PER AMORE, SOLO PER AMORE è l’ultimo, avvincente romanzo di Mathilda Blake, una delle più apprezzate nuove voci del romance italiano.

Tra le altre opere dell’autrice già pubblicate da Mondadori nella collana I Romanzi Passione, ricordiamo L’IRRESISTIBILE, L’INDIMENTICABILE, SULLE ORME DELLA PASSIONE, INTRIGO E SEDUZIONE, GIOCO D’AMORE, COME UNA SINFONIA e CUORE DI GHEPARDO.

 

Ambientazione:

Inghilterra + Nuova Zelanda, 1884

Commenti
  • Michela

    Non vedo l’ora di leggerlo! La penna di Mathilda Blake riesce sempre a incantarmi

  • Silvia

    Già prenotato! Lo sto già pregustando. Trama molto intrigante!

  • Daniela Cavallaro

    Già prenotato✌🏻
    Non vedo l’ora di leggere questo meraviglioso romance sia di cover che di trama😍😍😍della super bravissima romantica Mathilda Blake👏🏻👏🏻👏🏻👏🏻❤❤❤❤

  • Maika

    La vita di Lily è stato un continuo scendere a compromessi, tenere fede ai patti. E anche ora, al capezzale di Liliana, deve fare una promessa che non sa se riuscirà a mantenere: sostituirsi a lei in quella che potrebbe rivelarsi una nuova opportunità di vita. Il pensiero che la tranquillizza è che ogni posto, anche in capo al mondo e sola, sarebbe migliore lontana da Frank. Eppure la decisione di imbarcarsi non è del tutto libera, ma dettata dalla necessità; è vero non vorrebbe deludere Liliana, ma neanche abbandonarla per chiedersi se avrebbe avuto più sue notizie, d’altronde la Nuova Zelanda non è proprio dietro l’angolo.
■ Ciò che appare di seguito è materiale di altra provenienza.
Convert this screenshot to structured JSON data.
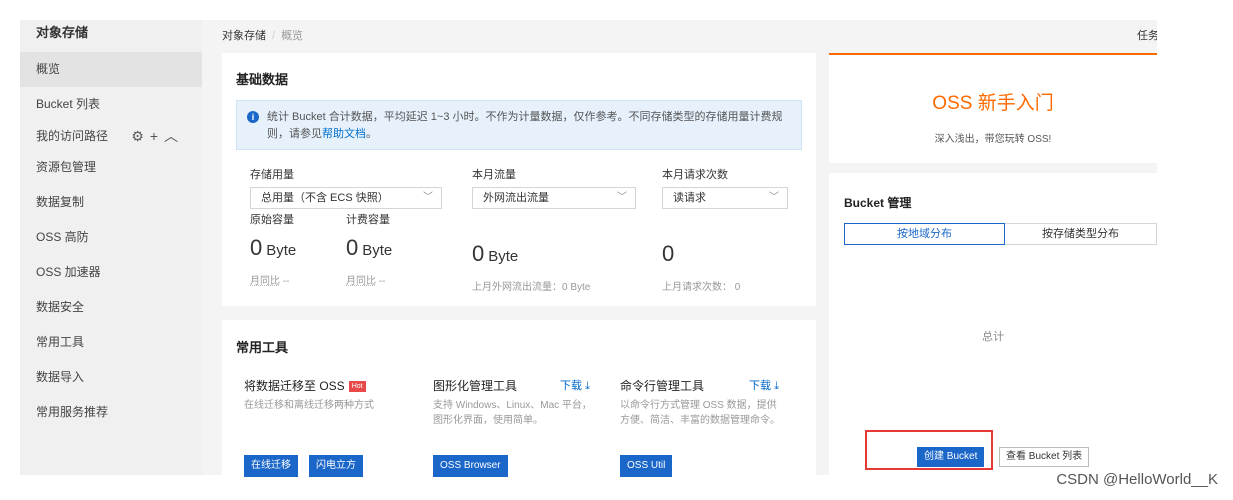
{
  "sidebar": {
    "title": "对象存储",
    "items": [
      {
        "label": "概览",
        "active": true
      },
      {
        "label": "Bucket 列表"
      },
      {
        "label": "我的访问路径"
      },
      {
        "label": "资源包管理"
      },
      {
        "label": "数据复制"
      },
      {
        "label": "OSS 高防"
      },
      {
        "label": "OSS 加速器"
      },
      {
        "label": "数据安全"
      },
      {
        "label": "常用工具"
      },
      {
        "label": "数据导入"
      },
      {
        "label": "常用服务推荐"
      }
    ],
    "access_path_icons": [
      "gear-icon",
      "plus-icon",
      "chevron-up-icon"
    ]
  },
  "breadcrumb": {
    "root": "对象存储",
    "sep": "/",
    "current": "概览"
  },
  "top_right": "任务",
  "basic_data": {
    "title": "基础数据",
    "notice_prefix": "统计 Bucket 合计数据，平均延迟 1~3 小时。不作为计量数据，仅作参考。不同存储类型的存储用量计费规则，请参见",
    "notice_link": "帮助文档",
    "notice_suffix": "。",
    "storage": {
      "label": "存储用量",
      "select": "总用量（不含 ECS 快照）",
      "original_label": "原始容量",
      "billing_label": "计费容量",
      "original_value": "0",
      "original_unit": "Byte",
      "billing_value": "0",
      "billing_unit": "Byte",
      "mom_label": "月同比",
      "mom_value": "--",
      "mom2_value": "--"
    },
    "traffic": {
      "label": "本月流量",
      "select": "外网流出流量",
      "value": "0",
      "unit": "Byte",
      "last_month": "上月外网流出流量：0 Byte"
    },
    "requests": {
      "label": "本月请求次数",
      "select": "读请求",
      "value": "0",
      "last_month": "上月请求次数：  0"
    }
  },
  "tools": {
    "title": "常用工具",
    "items": [
      {
        "name": "将数据迁移至 OSS",
        "badge": "Hot",
        "desc": "在线迁移和离线迁移两种方式",
        "buttons": [
          "在线迁移",
          "闪电立方"
        ]
      },
      {
        "name": "图形化管理工具",
        "download": "下载",
        "desc_line1": "支持 Windows、Linux、Mac 平台，",
        "desc_line2": "图形化界面，使用简单。",
        "buttons": [
          "OSS Browser"
        ]
      },
      {
        "name": "命令行管理工具",
        "download": "下载",
        "desc_line1": "以命令行方式管理 OSS 数据，提供",
        "desc_line2": "方便、简洁、丰富的数据管理命令。",
        "buttons": [
          "OSS Util"
        ]
      }
    ]
  },
  "oss_intro": {
    "title": "OSS 新手入门",
    "subtitle": "深入浅出，带您玩转 OSS!"
  },
  "bucket_mgmt": {
    "title": "Bucket 管理",
    "tabs": [
      "按地域分布",
      "按存储类型分布"
    ],
    "total_label": "总计",
    "create_button": "创建 Bucket",
    "list_button": "查看 Bucket 列表"
  },
  "colors": {
    "accent": "#1a66c9",
    "brand_orange": "#ff6a00",
    "highlight": "#e53935"
  },
  "watermark": "CSDN @HelloWorld__K"
}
    Il viaggio si prospetta lungo ed estenuante, è costretta a nascondersi quando, come la manna dal cielo, o meglio definirla un angelo, June Henderson riempie, con la sua compagnia, la lunga navigazione.
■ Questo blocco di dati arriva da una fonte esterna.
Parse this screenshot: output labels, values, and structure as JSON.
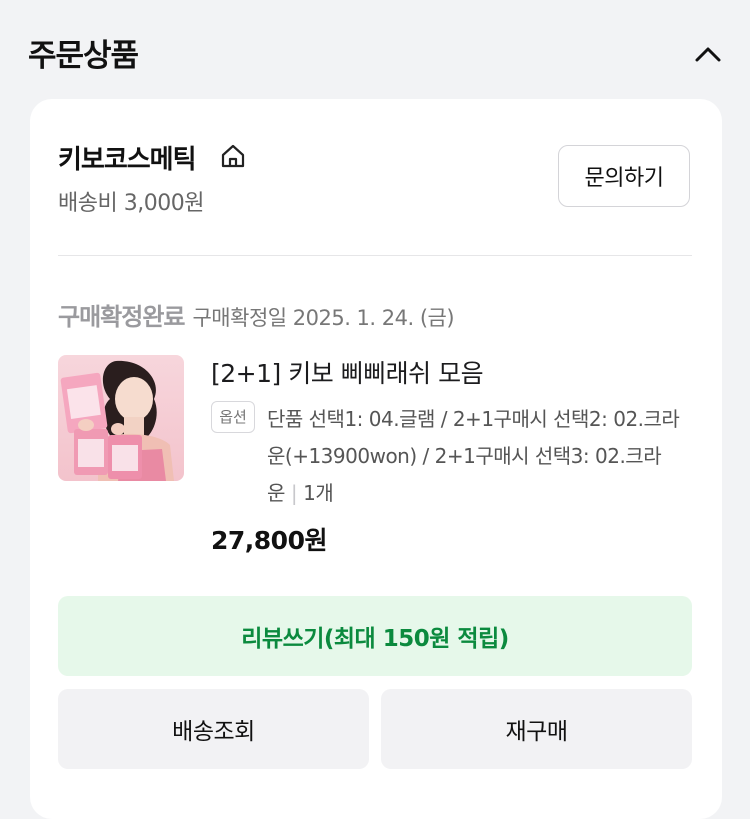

    Auckland, Nuova Zelanda, ottobre 1894

    “— Oh, eccovi, mia cara! Finalmente! […]

    Duncan si ritrovò a perdersi nelle iridi zaffiro di Lily che si illuminavano a poco a poco, e capì di essere di fronte a un’attrice nata.”
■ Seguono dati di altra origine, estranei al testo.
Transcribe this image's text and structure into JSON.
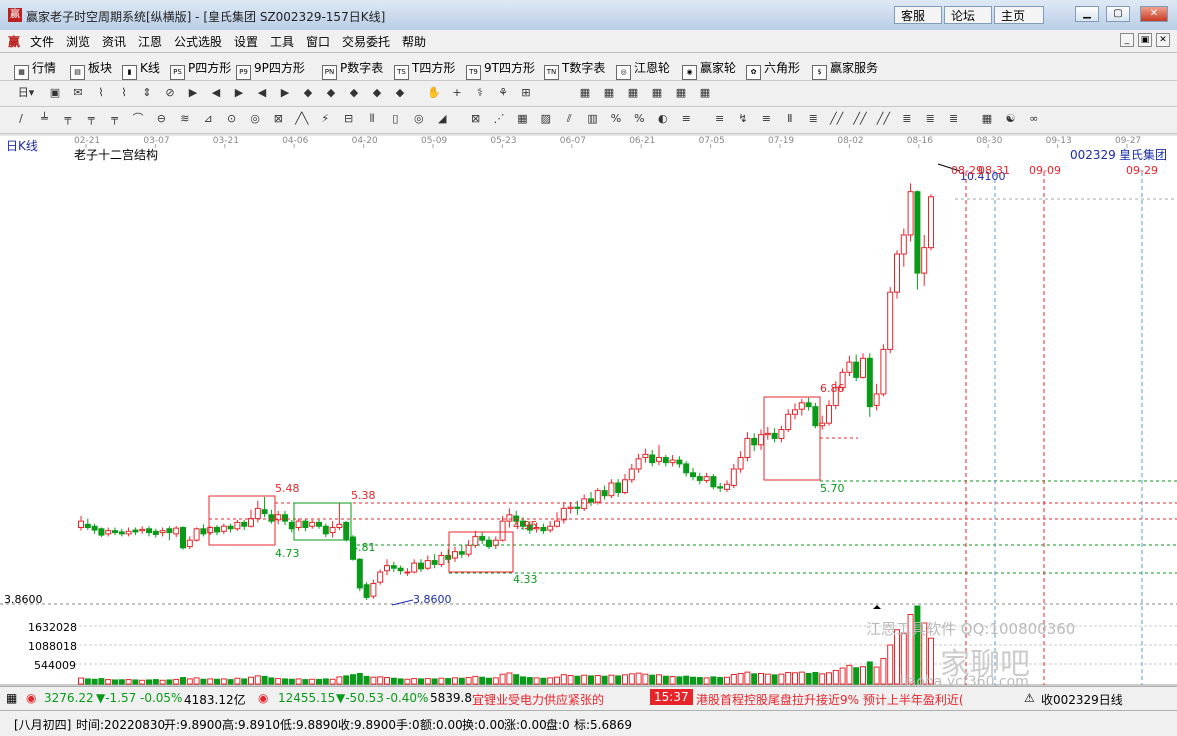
{
  "window": {
    "title": "赢家老子时空周期系统[纵横版] - [皇氏集团  SZ002329-157日K线]",
    "nav": [
      "客服",
      "论坛",
      "主页"
    ]
  },
  "menu": [
    "文件",
    "浏览",
    "资讯",
    "江恩",
    "公式选股",
    "设置",
    "工具",
    "窗口",
    "交易委托",
    "帮助"
  ],
  "toolbar1": [
    "行情",
    "板块",
    "K线",
    "P四方形",
    "9P四方形",
    "P数字表",
    "T四方形",
    "9T四方形",
    "T数字表",
    "江恩轮",
    "赢家轮",
    "六角形",
    "赢家服务"
  ],
  "toolbar1_icons": [
    "grid-icon",
    "blocks-icon",
    "candlestick-icon",
    "ps-icon",
    "p9-icon",
    "pn-icon",
    "ts-icon",
    "t9-icon",
    "tn-icon",
    "gann-wheel-icon",
    "winner-wheel-icon",
    "hexagon-icon",
    "dollar-icon"
  ],
  "toolbar1_iconglyphs": [
    "▦",
    "▤",
    "▮",
    "PS",
    "P9",
    "PN",
    "TS",
    "T9",
    "TN",
    "◎",
    "◉",
    "✿",
    "$"
  ],
  "chart": {
    "period_label": "日K线",
    "indicator_title": "老子十二宫结构",
    "stock_code": "002329",
    "stock_name": "皇氏集团",
    "month_ticks": [
      "02-21",
      "03-07",
      "03-21",
      "04-06",
      "04-20",
      "05-09",
      "05-23",
      "06-07",
      "06-21",
      "07-05",
      "07-19",
      "08-02",
      "08-16",
      "08-30",
      "09-13",
      "09-27"
    ],
    "price_labels": [
      "5.48",
      "5.38",
      "4.73",
      "4.81",
      "4.95",
      "4.33",
      "6.86",
      "5.70",
      "3.8600",
      "10.4100"
    ],
    "left_axis_price": "3.8600",
    "date_markers": [
      "08-29",
      "08-31",
      "09-09",
      "09-29"
    ],
    "volume_axis": [
      "1632028",
      "1088018",
      "544009"
    ],
    "watermark": "江恩工具软件  QQ:100800360",
    "watermark_site": "liaoba.ycf360.com",
    "watermark_big": "家聊吧"
  },
  "statusbar": {
    "sh_index": "3276.22",
    "sh_change": "▼-1.57",
    "sh_pct": "-0.05%",
    "sh_amount": "4183.12亿",
    "sz_index": "12455.15",
    "sz_change": "▼-50.53",
    "sz_pct": "-0.40%",
    "sz_amount": "5839.8",
    "news1": "宜锂业受电力供应紧张的",
    "news_time": "15:37",
    "news2": "港股首程控股尾盘拉升接近9% 预计上半年盈利近(",
    "right_label": "收002329日线"
  },
  "infobar": {
    "lunar": "[八月初四]",
    "time": "时间:20220830",
    "open": "开:9.8900",
    "high": "高:9.8910",
    "low": "低:9.8890",
    "close": "收:9.8900",
    "hand": "手:0",
    "amount": "额:0.00",
    "turnover": "换:0.00",
    "change": "涨:0.00",
    "pan": "盘:0",
    "mark": "标:5.6869"
  },
  "colors": {
    "up": "#e8242b",
    "down": "#0a9a1a",
    "blue": "#1a2ca8"
  },
  "candles": [
    [
      5.0,
      5.1,
      5.18,
      4.95
    ],
    [
      5.05,
      5.0,
      5.14,
      4.96
    ],
    [
      5.02,
      4.96,
      5.06,
      4.9
    ],
    [
      4.98,
      4.88,
      5.0,
      4.85
    ],
    [
      4.9,
      4.95,
      5.0,
      4.86
    ],
    [
      4.95,
      4.92,
      5.0,
      4.88
    ],
    [
      4.93,
      4.9,
      4.98,
      4.86
    ],
    [
      4.9,
      4.94,
      5.0,
      4.86
    ],
    [
      4.96,
      4.93,
      5.0,
      4.88
    ],
    [
      4.95,
      4.97,
      5.02,
      4.9
    ],
    [
      4.98,
      4.92,
      5.02,
      4.86
    ],
    [
      4.94,
      4.89,
      4.98,
      4.84
    ],
    [
      4.92,
      4.95,
      5.0,
      4.86
    ],
    [
      4.98,
      4.92,
      5.02,
      4.8
    ],
    [
      4.9,
      4.99,
      5.02,
      4.85
    ],
    [
      5.0,
      4.68,
      5.02,
      4.65
    ],
    [
      4.7,
      4.8,
      4.86,
      4.66
    ],
    [
      4.8,
      4.98,
      5.0,
      4.78
    ],
    [
      4.98,
      4.9,
      5.05,
      4.86
    ],
    [
      4.92,
      5.0,
      5.02,
      4.88
    ],
    [
      5.0,
      4.93,
      5.04,
      4.88
    ],
    [
      4.94,
      5.02,
      5.06,
      4.9
    ],
    [
      5.02,
      4.98,
      5.06,
      4.92
    ],
    [
      4.98,
      5.08,
      5.12,
      4.95
    ],
    [
      5.08,
      5.02,
      5.12,
      4.96
    ],
    [
      5.02,
      5.14,
      5.28,
      5.0
    ],
    [
      5.14,
      5.3,
      5.42,
      5.08
    ],
    [
      5.28,
      5.22,
      5.48,
      5.16
    ],
    [
      5.2,
      5.1,
      5.28,
      5.06
    ],
    [
      5.12,
      5.2,
      5.26,
      5.05
    ],
    [
      5.2,
      5.1,
      5.26,
      5.04
    ],
    [
      5.08,
      4.98,
      5.12,
      4.92
    ],
    [
      5.0,
      5.1,
      5.14,
      4.95
    ],
    [
      5.1,
      5.0,
      5.14,
      4.94
    ],
    [
      5.02,
      5.08,
      5.12,
      4.98
    ],
    [
      5.08,
      5.02,
      5.12,
      4.98
    ],
    [
      5.02,
      4.9,
      5.06,
      4.85
    ],
    [
      4.92,
      5.0,
      5.1,
      4.84
    ],
    [
      5.0,
      5.05,
      5.38,
      4.96
    ],
    [
      5.08,
      4.82,
      5.1,
      4.78
    ],
    [
      4.85,
      4.5,
      4.88,
      4.48
    ],
    [
      4.5,
      4.05,
      4.52,
      4.0
    ],
    [
      4.1,
      3.9,
      4.14,
      3.86
    ],
    [
      3.92,
      4.12,
      4.18,
      3.88
    ],
    [
      4.14,
      4.3,
      4.34,
      4.1
    ],
    [
      4.32,
      4.4,
      4.5,
      4.25
    ],
    [
      4.4,
      4.36,
      4.46,
      4.3
    ],
    [
      4.36,
      4.32,
      4.4,
      4.26
    ],
    [
      4.3,
      4.3,
      4.36,
      4.24
    ],
    [
      4.3,
      4.44,
      4.5,
      4.28
    ],
    [
      4.44,
      4.35,
      4.5,
      4.3
    ],
    [
      4.36,
      4.48,
      4.56,
      4.33
    ],
    [
      4.48,
      4.42,
      4.58,
      4.36
    ],
    [
      4.42,
      4.56,
      4.62,
      4.38
    ],
    [
      4.56,
      4.5,
      4.66,
      4.44
    ],
    [
      4.52,
      4.62,
      4.7,
      4.46
    ],
    [
      4.62,
      4.58,
      4.72,
      4.52
    ],
    [
      4.58,
      4.72,
      4.8,
      4.54
    ],
    [
      4.72,
      4.86,
      4.95,
      4.68
    ],
    [
      4.86,
      4.8,
      4.92,
      4.74
    ],
    [
      4.8,
      4.7,
      4.86,
      4.66
    ],
    [
      4.72,
      4.8,
      4.86,
      4.66
    ],
    [
      4.8,
      5.1,
      5.18,
      4.78
    ],
    [
      5.1,
      5.2,
      5.3,
      5.0
    ],
    [
      5.18,
      5.1,
      5.26,
      5.04
    ],
    [
      5.1,
      5.02,
      5.16,
      4.96
    ],
    [
      5.04,
      4.96,
      5.1,
      4.9
    ],
    [
      4.98,
      5.0,
      5.08,
      4.92
    ],
    [
      5.0,
      4.95,
      5.06,
      4.9
    ],
    [
      4.96,
      5.02,
      5.1,
      4.92
    ],
    [
      5.02,
      5.1,
      5.24,
      5.0
    ],
    [
      5.12,
      5.3,
      5.4,
      5.06
    ],
    [
      5.3,
      5.32,
      5.4,
      5.22
    ],
    [
      5.32,
      5.3,
      5.42,
      5.2
    ],
    [
      5.3,
      5.45,
      5.52,
      5.26
    ],
    [
      5.45,
      5.4,
      5.56,
      5.34
    ],
    [
      5.4,
      5.58,
      5.62,
      5.36
    ],
    [
      5.58,
      5.5,
      5.66,
      5.44
    ],
    [
      5.5,
      5.7,
      5.76,
      5.46
    ],
    [
      5.7,
      5.55,
      5.76,
      5.48
    ],
    [
      5.55,
      5.75,
      5.84,
      5.52
    ],
    [
      5.75,
      5.92,
      6.0,
      5.7
    ],
    [
      5.92,
      6.08,
      6.16,
      5.86
    ],
    [
      6.1,
      6.15,
      6.24,
      6.02
    ],
    [
      6.14,
      6.02,
      6.22,
      5.96
    ],
    [
      6.04,
      6.1,
      6.3,
      5.98
    ],
    [
      6.1,
      6.02,
      6.14,
      5.96
    ],
    [
      6.02,
      6.06,
      6.14,
      5.96
    ],
    [
      6.06,
      6.0,
      6.12,
      5.94
    ],
    [
      6.0,
      5.86,
      6.04,
      5.8
    ],
    [
      5.86,
      5.8,
      5.94,
      5.74
    ],
    [
      5.8,
      5.74,
      5.86,
      5.68
    ],
    [
      5.74,
      5.8,
      5.86,
      5.7
    ],
    [
      5.8,
      5.64,
      5.84,
      5.6
    ],
    [
      5.64,
      5.62,
      5.7,
      5.56
    ],
    [
      5.6,
      5.68,
      5.74,
      5.56
    ],
    [
      5.66,
      5.92,
      6.0,
      5.62
    ],
    [
      5.92,
      6.1,
      6.2,
      5.86
    ],
    [
      6.1,
      6.4,
      6.5,
      6.04
    ],
    [
      6.4,
      6.3,
      6.48,
      6.2
    ],
    [
      6.3,
      6.46,
      6.54,
      6.22
    ],
    [
      6.46,
      6.48,
      6.58,
      6.38
    ],
    [
      6.48,
      6.4,
      6.56,
      6.34
    ],
    [
      6.4,
      6.54,
      6.6,
      6.34
    ],
    [
      6.54,
      6.78,
      6.86,
      6.5
    ],
    [
      6.78,
      6.85,
      6.95,
      6.7
    ],
    [
      6.86,
      6.96,
      7.02,
      6.76
    ],
    [
      6.96,
      6.9,
      7.04,
      6.84
    ],
    [
      6.9,
      6.6,
      6.96,
      6.56
    ],
    [
      6.6,
      6.64,
      6.76,
      6.54
    ],
    [
      6.64,
      6.92,
      7.0,
      6.6
    ],
    [
      6.92,
      7.2,
      7.3,
      6.86
    ],
    [
      7.2,
      7.44,
      7.5,
      7.14
    ],
    [
      7.44,
      7.6,
      7.7,
      7.38
    ],
    [
      7.6,
      7.36,
      7.72,
      7.3
    ],
    [
      7.36,
      7.66,
      7.74,
      7.34
    ],
    [
      7.66,
      6.9,
      7.74,
      6.74
    ],
    [
      6.92,
      7.1,
      7.26,
      6.84
    ],
    [
      7.1,
      7.8,
      7.88,
      7.06
    ],
    [
      7.8,
      8.7,
      8.78,
      7.74
    ],
    [
      8.7,
      9.3,
      9.36,
      8.6
    ],
    [
      9.3,
      9.6,
      9.7,
      9.1
    ],
    [
      9.6,
      10.28,
      10.41,
      9.5
    ],
    [
      10.28,
      9.0,
      10.3,
      8.74
    ],
    [
      9.0,
      9.4,
      9.6,
      8.8
    ],
    [
      9.4,
      10.2,
      10.24,
      9.36
    ]
  ],
  "volumes": [
    0.35,
    0.3,
    0.28,
    0.32,
    0.26,
    0.24,
    0.25,
    0.26,
    0.24,
    0.22,
    0.24,
    0.26,
    0.22,
    0.24,
    0.27,
    0.38,
    0.3,
    0.36,
    0.28,
    0.3,
    0.28,
    0.3,
    0.26,
    0.34,
    0.3,
    0.4,
    0.48,
    0.45,
    0.36,
    0.32,
    0.3,
    0.28,
    0.3,
    0.26,
    0.28,
    0.27,
    0.3,
    0.28,
    0.42,
    0.48,
    0.55,
    0.62,
    0.45,
    0.4,
    0.42,
    0.38,
    0.34,
    0.3,
    0.28,
    0.32,
    0.3,
    0.32,
    0.3,
    0.34,
    0.32,
    0.36,
    0.34,
    0.38,
    0.45,
    0.4,
    0.34,
    0.36,
    0.58,
    0.65,
    0.55,
    0.42,
    0.38,
    0.36,
    0.34,
    0.36,
    0.4,
    0.55,
    0.5,
    0.46,
    0.52,
    0.48,
    0.5,
    0.46,
    0.52,
    0.48,
    0.54,
    0.6,
    0.64,
    0.58,
    0.52,
    0.54,
    0.46,
    0.44,
    0.42,
    0.46,
    0.4,
    0.38,
    0.36,
    0.42,
    0.38,
    0.4,
    0.56,
    0.62,
    0.7,
    0.6,
    0.62,
    0.58,
    0.54,
    0.58,
    0.68,
    0.66,
    0.7,
    0.62,
    0.68,
    0.6,
    0.66,
    0.8,
    0.94,
    1.1,
    0.96,
    1.02,
    1.3,
    1.0,
    1.5,
    2.3,
    3.2,
    3.0,
    4.1,
    4.6,
    3.6,
    2.7
  ],
  "boxes": [
    [
      209,
      496,
      275,
      545,
      "up"
    ],
    [
      294,
      503,
      351,
      540,
      "down"
    ],
    [
      449,
      532,
      513,
      572,
      "up"
    ],
    [
      764,
      397,
      820,
      480,
      "up"
    ]
  ],
  "hlines": [
    [
      519,
      "#e8242b",
      209,
      1177
    ],
    [
      503,
      "#e8242b",
      275,
      1177
    ],
    [
      481,
      "#0a9a1a",
      820,
      1177
    ],
    [
      573,
      "#0a9a1a",
      449,
      1177
    ],
    [
      545,
      "#0a9a1a",
      351,
      1177
    ],
    [
      438,
      "#e8242b",
      820,
      858
    ],
    [
      199,
      "#aaaaaa",
      955,
      1177
    ],
    [
      604,
      "#888888",
      0,
      1177
    ]
  ],
  "vlines": [
    [
      966,
      "#e8242b"
    ],
    [
      995,
      "#5b9bd5"
    ],
    [
      1044,
      "#e8242b"
    ],
    [
      1142,
      "#5b9bd5"
    ]
  ]
}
    Lo sono entrambi, degli attori, perché stanno recitando una parte che non appartiene loro. Se Lily si è sostituita a Liliana, all’insaputa del futuro sposo, anche Duncan le ha nascosto un piccolo dettaglio oltre al fatto che la proposta non è solo dettata dall’empatia nata attraverso delle parole vergate su carta… Tuttavia, a scrivere quelle lettere è stata davvero Lily, quindi se un piccolo interesse da parte di entrambi c’è, le basi per far nascere un rapporto non sono del tutto traballanti. Eppure sembrano odiarsi, e a suon di insulti qualche altro tipo di sensazione emerge.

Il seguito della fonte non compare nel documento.